До гостиницы я доехал по пустынным улицам минут за пятнадцать. В холле «Севера» встретил старую знакомую администраторшу. Елена Петровна заваривала чай прямо на рабочем месте.
— Андрей Григорьевич, — окликнула она меня. — Не хотите чаю?
«С чего бы такая щедрость?» — подумал я про себя, а вслух проговорил:
— Спасибо, но уже поздно, и так задержался, жена ругаться будет.
Слово «жена» я выделил специально, так как уловил исходящие от Елены Петровны непонятные флюиды. Чтобы пресечь ее поползновения, напомнил, что я не один в номере проживаю. Но, возможно, администраторше было нужно не мое мужественное тельце, а нечто иное. Она нисколько не смутилась моим ответом, позвала меня:
— Можно вас на минуточку? Я спросить хочу.
Я подошел к стойке:
— Спрашивайте…
— Говорят, Анжелу Павловну Корвину убили, прямо на собственном юбилее. Какая была женщина, золотой души человек…
— А в чем вопрос?
— Вы не нашли убийцу?
— А почему вы решили, что этим делом мы занимаемся?
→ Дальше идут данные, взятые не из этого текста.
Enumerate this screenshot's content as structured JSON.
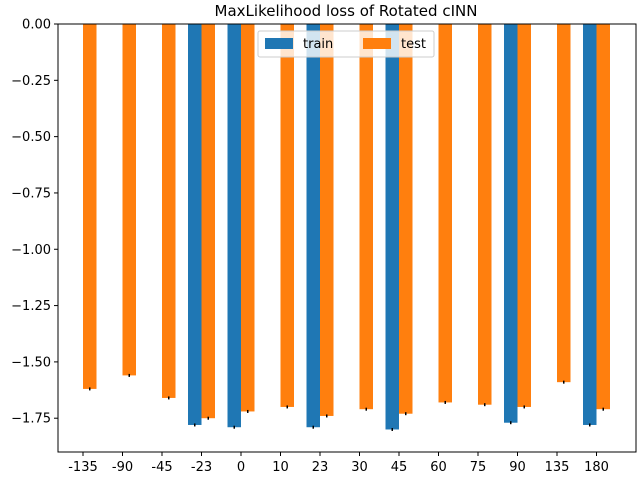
{
  "chart_data": {
    "type": "bar",
    "title": "MaxLikelihood loss of Rotated cINN",
    "xlabel": "",
    "ylabel": "",
    "categories": [
      "-135",
      "-90",
      "-45",
      "-23",
      "0",
      "10",
      "23",
      "30",
      "45",
      "60",
      "75",
      "90",
      "135",
      "180"
    ],
    "series": [
      {
        "name": "train",
        "color": "#1f77b4",
        "values": [
          null,
          null,
          null,
          -1.78,
          -1.79,
          null,
          -1.79,
          null,
          -1.8,
          null,
          null,
          -1.77,
          null,
          -1.78
        ]
      },
      {
        "name": "test",
        "color": "#ff7f0e",
        "values": [
          -1.62,
          -1.56,
          -1.66,
          -1.75,
          -1.72,
          -1.7,
          -1.74,
          -1.71,
          -1.73,
          -1.68,
          -1.69,
          -1.7,
          -1.59,
          -1.71
        ]
      }
    ],
    "ylim": [
      -1.9,
      0.0
    ],
    "yticks": [
      "0.00",
      "−0.25",
      "−0.50",
      "−0.75",
      "−1.00",
      "−1.25",
      "−1.50",
      "−1.75"
    ],
    "ytick_values": [
      0.0,
      -0.25,
      -0.5,
      -0.75,
      -1.0,
      -1.25,
      -1.5,
      -1.75
    ],
    "grid": false,
    "legend_position": "top-center"
  }
}
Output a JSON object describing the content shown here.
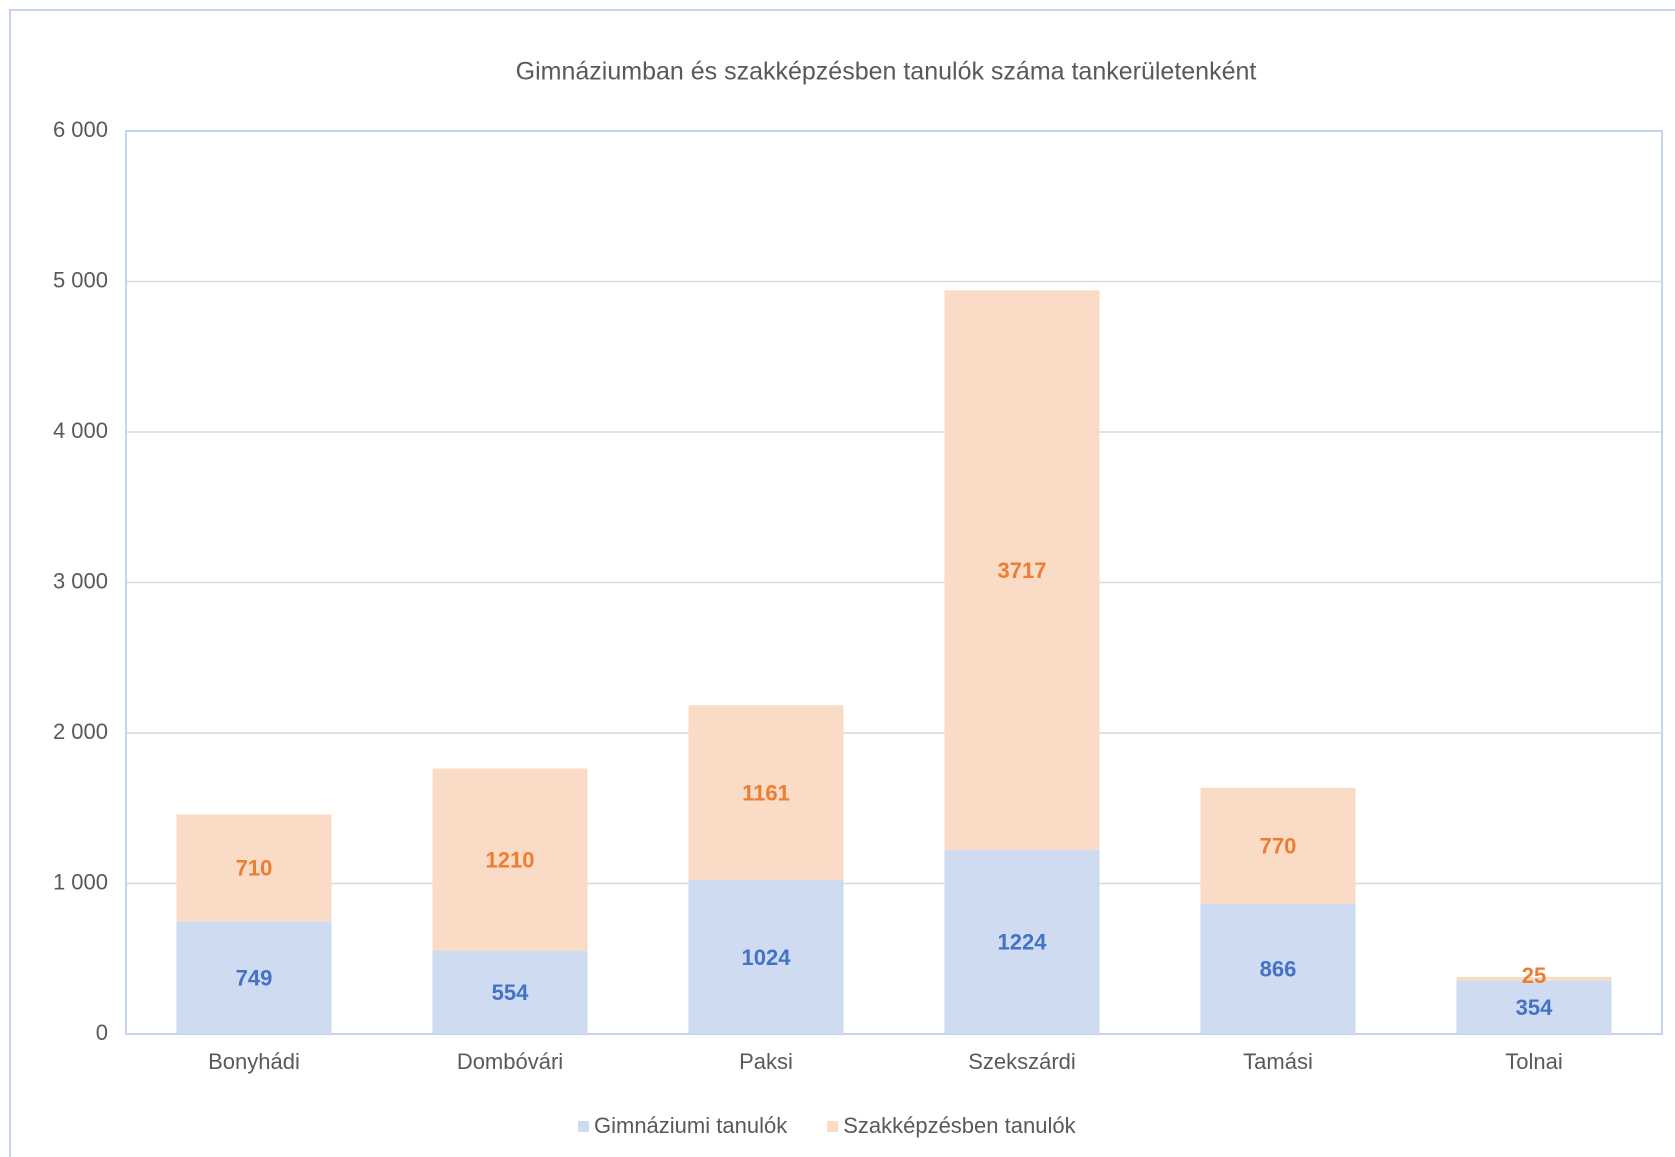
{
  "chart_data": {
    "type": "stacked_bar",
    "title": "Gimnáziumban és szakképzésben tanulók száma tankerületenként",
    "categories": [
      "Bonyhádi",
      "Dombóvári",
      "Paksi",
      "Szekszárdi",
      "Tamási",
      "Tolnai"
    ],
    "series": [
      {
        "name": "Gimnáziumi tanulók",
        "color": "#cfdbf1",
        "label_color": "#4472c4",
        "values": [
          749,
          554,
          1024,
          1224,
          866,
          354
        ]
      },
      {
        "name": "Szakképzésben tanulók",
        "color": "#fadbc5",
        "label_color": "#ed7d31",
        "values": [
          710,
          1210,
          1161,
          3717,
          770,
          25
        ]
      }
    ],
    "ylim": [
      0,
      6000
    ],
    "yticks": [
      0,
      {
        "value": 1000,
        "label": "1 000"
      },
      {
        "value": 2000,
        "label": "2 000"
      },
      {
        "value": 3000,
        "label": "3 000"
      },
      {
        "value": 4000,
        "label": "4 000"
      },
      {
        "value": 5000,
        "label": "5 000"
      },
      {
        "value": 6000,
        "label": "6 000"
      }
    ],
    "grid": true,
    "legend": "bottom"
  }
}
— Как почему, вы же из Москвы, значит, приехали помогать нашим Литейским органам. Ведь так?
— Нет-нет. Мы по другому вопросу прибыли. Убийством Коровиной занимаются ваши местные.
— Жаль…
— Это почему? — я сдержанно улыбнулся.
— Да что они там нарасследуют? Толку-то от них…
— Почему вы так плохо о них думаете?
— Потому что когда убили Парамонова, я обнаружила интересную деталь, побежала в милицию, сообщила им, а они меня только на смех подняли.
Елена Петровна обиженно махнула рукой. Вот, блин, она еще и про убийство Парамонова знает. Официально это нигде не афишировалось, а слухи распространялись обычно в очередях за колбасой и в общественной бане, но всё-таки сарафанное радио в СССР работало отменно.
— Вот как, и что за деталь?
— Понимаете, как бы это сказать? Вы мне тоже, может, не поверите, но почитайте книги Светлицкого, там…
— Можно покороче, Елена Петровна?
— Да, да, — женщина перешла на шепот. — Я думаю, что в городе завелся маньяк.
— Почему вы так думаете? — насторожился я.
— Сами посудите, убивают уважаемых людей, уже три случая за неделю, Коровина, Парамонов и Завьялова, и все — все! — эти случаи описаны в книгах Всеволода Харитоновича. Один в один… Только имена и время другое.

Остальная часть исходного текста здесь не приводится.